Biswanath Parial (born 1966) is an Indian politician from West Bengal. He is a former member of the West Bengal Legislative Assembly from Durgapur Paschim Assembly constituency in Paschim Bardhaman district. He was elected in the 2016 West Bengal Legislative Assembly election representing the Indian National Congress.
On 18.04.2026 he joined Bharatiya Janata Party in presence of Dr.Sukanta Majumdar

== Early life and education ==
Parial is from Durgapur, Paschim Bardhaman district, West Bengal. He is the son of late Dulal Parial. He studied Class 12 and passed the Higher Secondary Examinations conducted by the West Bengal Board of Secondary Education in 1988. His wife Ruma Parial is a teacher.

== Career ==
Parial was elected in the Durgapur Paschim Assembly constituency representing the Indian National Congress in the 2016 West Bengal Legislative Assembly election.

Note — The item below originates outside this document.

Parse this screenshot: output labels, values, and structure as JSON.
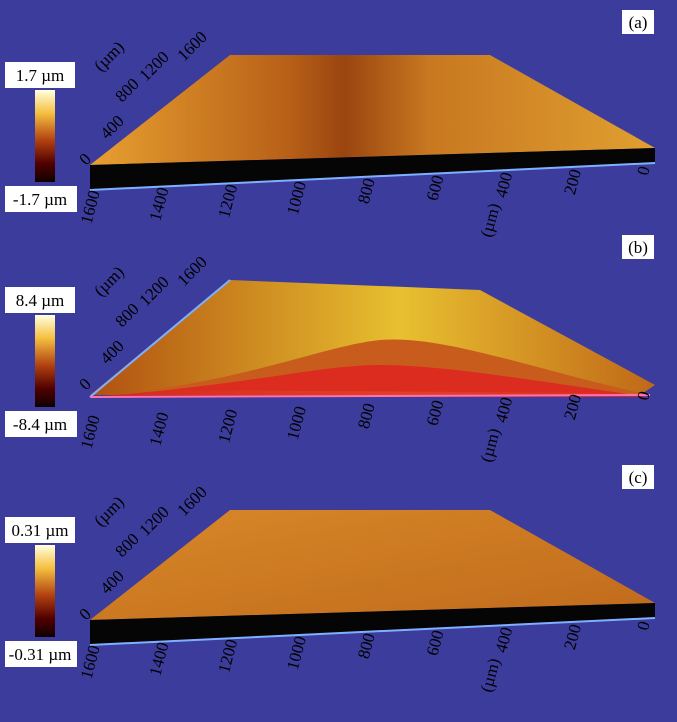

He polled 108,533 votes and defeated his nearest rival and sitting MLA, Apurba Mukherjee of the All India Trinamool Congress, by a margin of 44,824 votes. Later, he shifted to the All India Trinamool Congress and contested the 2021 West Bengal Legislative Assembly election on the Trinamool Congress ticket but lost to the Bharatiya Janata Party candidate Lakshman Chandra Ghorui by a margin of 14,664 votes. He polled 76,522 votes against 91,186 votes garnered by the winner Lakshman Chandra Ghorui.